D'abord, avec de nombreux maires dans le monde - nous sommes plus de 1.000 maires engagés pour la neutralité carbone, avec notamment le maire de Los Angeles avec qui j'intervenais. Il y a la volonté de dire que c'est sur les territoires que se font les grandes actions, à savoir l'alimentation, les déplacements, le logement, etc... Comment réduire les émissions et développer la production d'énergies renouvelables ? Ça veut dire qu'il faut des moyens pour ces territoires. Et puis le deuxième message, c'est que toutes les villes, nous accueillons les migrations qui sont de plus en plus des migrations climatiques et que, pour cela, l'accompagnement des pays du Sud est plus que nécessaire.

Au fond, vu le résultat à la COP26, faut-il continuer à aller dans ces grands rassemblements sur le climat ?

Bien sûr, parce que c'est là que se fait le dialogue. Alors, il y a le dialogue qui est dans la bulle des négociateurs. Il y a aussi les rencontres que j'ai faites avec tous ces jeunes activistes du climat. C'est un point de rencontre, un énorme "salon professionnel du climat". Donc ça reste pertinent. Ce dont nous avons besoin - et on le verra à la COP 27 en Égypte l'année prochaine - c'est d'actions qui démarrent immédiatement.
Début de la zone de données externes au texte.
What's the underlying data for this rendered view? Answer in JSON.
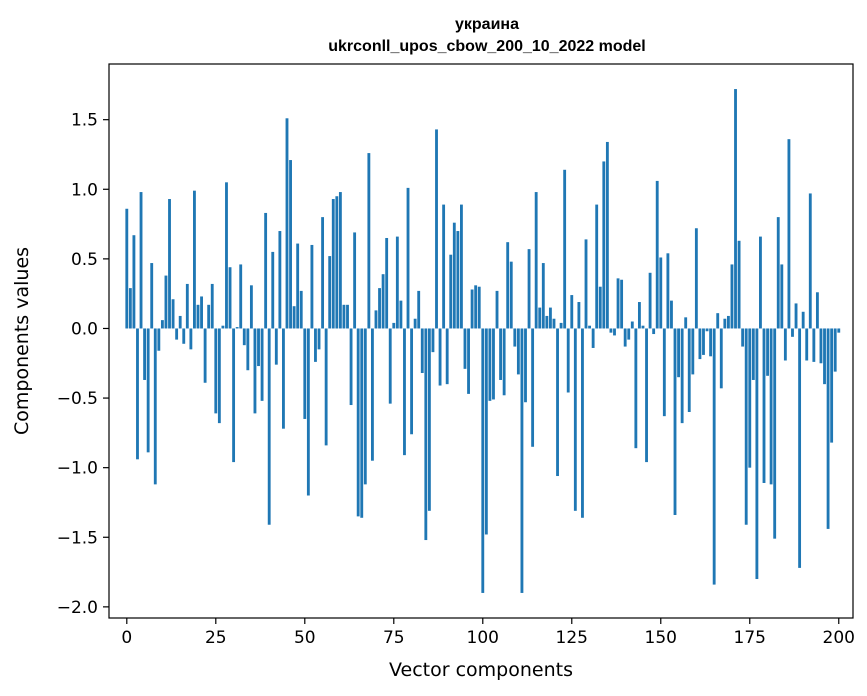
{
  "chart_data": {
    "type": "bar",
    "title": "украина",
    "subtitle": "ukrconll_upos_cbow_200_10_2022 model",
    "xlabel": "Vector components",
    "ylabel": "Components values",
    "xlim": [
      -5,
      204
    ],
    "ylim": [
      -2.08,
      1.9
    ],
    "xticks": [
      0,
      25,
      50,
      75,
      100,
      125,
      150,
      175,
      200
    ],
    "yticks": [
      -2.0,
      -1.5,
      -1.0,
      -0.5,
      0.0,
      0.5,
      1.0,
      1.5
    ],
    "ytick_labels": [
      "−2.0",
      "−1.5",
      "−1.0",
      "−0.5",
      "0.0",
      "0.5",
      "1.0",
      "1.5"
    ],
    "grid": false,
    "color": "#1f77b4",
    "values": [
      0.86,
      0.29,
      0.67,
      -0.94,
      0.98,
      -0.37,
      -0.89,
      0.47,
      -1.12,
      -0.16,
      0.06,
      0.38,
      0.93,
      0.21,
      -0.08,
      0.09,
      -0.11,
      0.32,
      -0.15,
      0.99,
      0.17,
      0.23,
      -0.39,
      0.17,
      0.32,
      -0.61,
      -0.68,
      0.02,
      1.05,
      0.44,
      -0.96,
      0.01,
      0.46,
      -0.12,
      -0.3,
      0.31,
      -0.61,
      -0.27,
      -0.52,
      0.83,
      -1.41,
      0.55,
      -0.26,
      0.7,
      -0.72,
      1.51,
      1.21,
      0.16,
      0.61,
      0.27,
      -0.65,
      -1.2,
      0.6,
      -0.24,
      -0.15,
      0.8,
      -0.84,
      0.52,
      0.93,
      0.95,
      0.98,
      0.17,
      0.17,
      -0.55,
      0.69,
      -1.35,
      -1.36,
      -1.12,
      1.26,
      -0.95,
      0.13,
      0.29,
      0.39,
      0.65,
      -0.54,
      0.04,
      0.66,
      0.2,
      -0.91,
      1.01,
      -0.76,
      0.07,
      0.27,
      -0.32,
      -1.52,
      -1.31,
      -0.17,
      1.43,
      -0.41,
      0.89,
      -0.4,
      0.53,
      0.76,
      0.7,
      0.89,
      -0.29,
      -0.47,
      0.28,
      0.31,
      0.3,
      -1.9,
      -1.48,
      -0.52,
      -0.51,
      0.27,
      -0.37,
      -0.48,
      0.62,
      0.48,
      -0.13,
      -0.33,
      -1.9,
      -0.53,
      0.57,
      -0.85,
      0.98,
      0.15,
      0.47,
      0.09,
      0.15,
      0.07,
      -1.06,
      0.04,
      1.14,
      -0.46,
      0.24,
      -1.31,
      0.19,
      -1.36,
      0.64,
      0.02,
      -0.14,
      0.89,
      0.3,
      1.2,
      1.34,
      -0.03,
      -0.05,
      0.36,
      0.35,
      -0.13,
      -0.08,
      0.05,
      -0.86,
      0.19,
      0.02,
      -0.96,
      0.4,
      -0.04,
      1.06,
      0.51,
      -0.63,
      0.54,
      0.2,
      -1.34,
      -0.35,
      -0.68,
      0.08,
      -0.6,
      -0.33,
      0.72,
      -0.22,
      -0.19,
      -0.02,
      -0.2,
      -1.84,
      0.11,
      -0.43,
      0.07,
      0.09,
      0.46,
      1.72,
      0.63,
      -0.13,
      -1.41,
      -1.0,
      -0.37,
      -1.8,
      0.66,
      -1.11,
      -0.34,
      -1.12,
      -1.51,
      0.8,
      0.46,
      -0.23,
      1.36,
      -0.06,
      0.18,
      -1.72,
      0.12,
      -0.23,
      0.97,
      -0.24,
      0.26,
      -0.25,
      -0.4,
      -1.44,
      -0.82,
      -0.31,
      -0.03
    ]
  }
}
C'est là qu'il y a une incompréhension majeure entre le discours des scientifiques, qui est extrêmement clair, et les actions des Etats pour l'instant.

On vous voit à Glasgow, on vous voit à Paris avec Yannick Jadot... Est ce que Grenoble est encore une priorité pour vous ?
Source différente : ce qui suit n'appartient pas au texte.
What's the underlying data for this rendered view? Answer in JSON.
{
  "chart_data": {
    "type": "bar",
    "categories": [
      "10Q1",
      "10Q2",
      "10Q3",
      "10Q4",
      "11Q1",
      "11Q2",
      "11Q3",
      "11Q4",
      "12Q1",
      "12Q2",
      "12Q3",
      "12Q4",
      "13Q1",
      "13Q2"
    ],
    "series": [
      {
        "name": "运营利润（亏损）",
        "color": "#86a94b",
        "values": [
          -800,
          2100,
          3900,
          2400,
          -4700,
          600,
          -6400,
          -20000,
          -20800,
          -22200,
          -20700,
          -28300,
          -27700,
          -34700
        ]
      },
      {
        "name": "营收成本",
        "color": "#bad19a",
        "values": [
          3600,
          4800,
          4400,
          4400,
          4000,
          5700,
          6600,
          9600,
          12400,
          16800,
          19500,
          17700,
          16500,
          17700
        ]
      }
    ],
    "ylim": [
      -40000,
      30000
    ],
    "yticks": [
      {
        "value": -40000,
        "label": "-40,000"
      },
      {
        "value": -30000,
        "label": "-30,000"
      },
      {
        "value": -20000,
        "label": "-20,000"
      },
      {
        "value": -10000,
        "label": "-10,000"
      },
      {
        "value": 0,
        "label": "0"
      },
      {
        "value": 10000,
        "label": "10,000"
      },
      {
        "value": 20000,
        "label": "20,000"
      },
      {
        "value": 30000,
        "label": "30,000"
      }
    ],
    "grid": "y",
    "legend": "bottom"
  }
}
Bien sûr, la ville, c'est là que ça se passe. La transformation, la lutte pour le climat, le croisement des luttes sociales et environnementales, ce projet d'émancipation aussi pour que chacun puisse construire sa vie. C'est là que ça se passe, à la fois dans notre vie quotidienne et dans la préparation de l'avenir. Donc, ça a tout son sens. Et "Grenoble, capitale verte européenne", ça permet de fédérer tous les acteurs, qu'ils soient académiques et économiques, de la société civile ou les institutions derrière un même objectif et de petit à petit, monter notre ambition vers cet objectif. Nous savons que même ici, on est loin du compte en matière de lutte pour le climat et de lutte contre les conséquences néfastes sociales.

Retour à Grenoble, justement. J'aimerais vous entendre sur le projet "Place aux enfants", la piétonnisation de 13 rues d'écoles. Le tribunal administratif de Grenoble, il y a trois semaines, a suspendu l'arrêté, le jugeant disproportionné. Où en est le projet ?
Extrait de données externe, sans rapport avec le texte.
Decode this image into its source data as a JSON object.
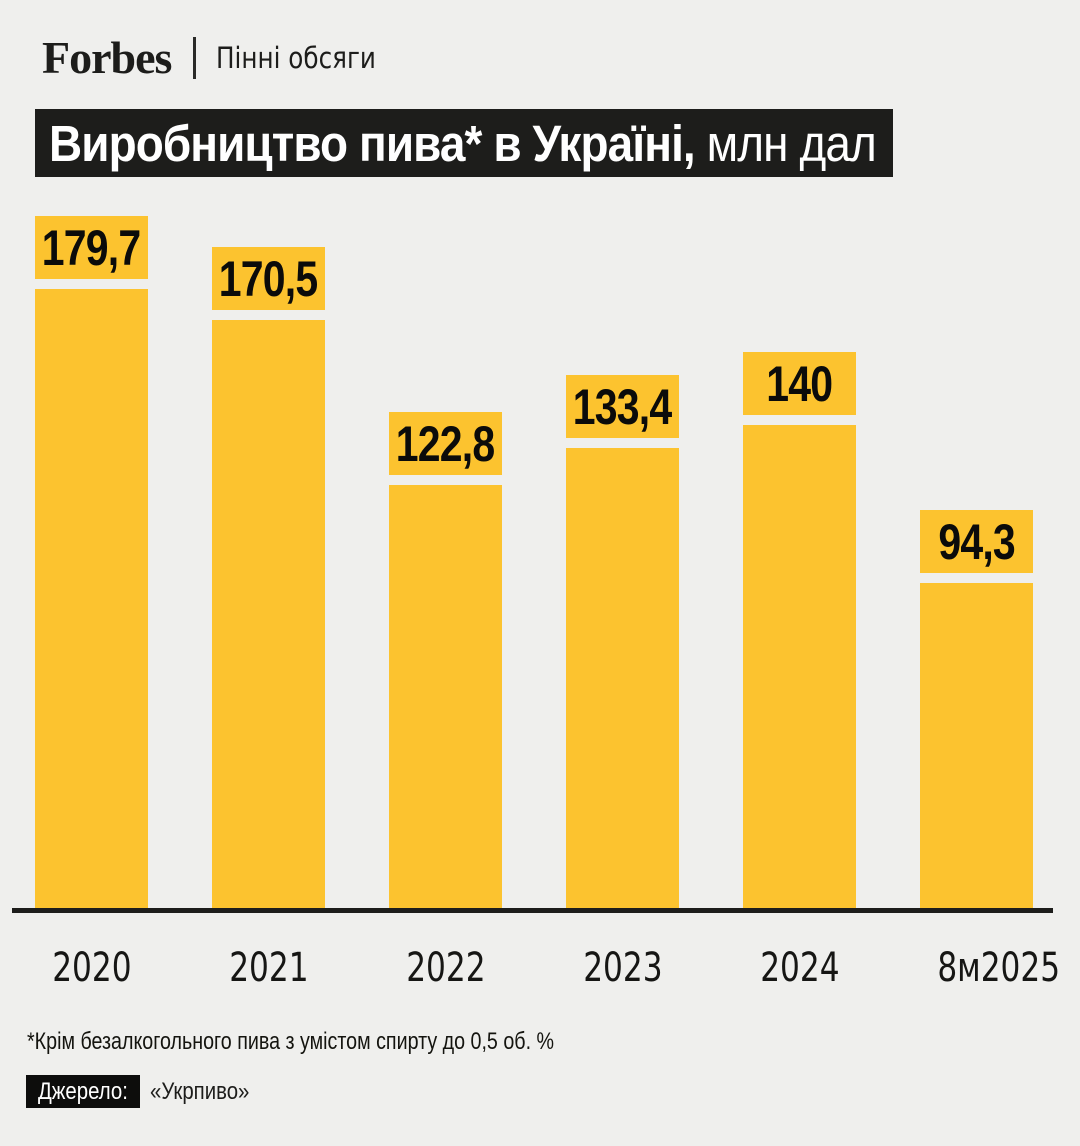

Actuellement, on a repris des arrêtés. C'est fondamental, à la fois, évidemment, pour les enfants, pour leur joie de vivre, leur capacité à occuper l'espace public, pour leur sécurité aussi. C'est fondamental parce que petit à petit, nous devons dé-bitumiser la ville, nous réapproprier la ville pour s'adapter au réchauffement climatique.

On voit d'ailleurs que les questions du climat et de lutte contre la pollution se déplacent de plus en plus sur le terrain judiciaire. Nous avons eu une belle victoire face au gouvernement, avec Grande-Synthe et Paris, dans le cadre de "L'affaire du siècle". C'est également le cas aux Pays-Bas, en Allemagne, etc... Il faut trouver les moyens de sécurité juridique pour faire avancer ce projet qui a du sens pour lui à l'échelle d'un quartier. L'école est vraiment une bonne échelle pour la vie collective. Et donc le devant de l'école est aussi une bonne échelle pour le débat public et l'usage de l'espace public.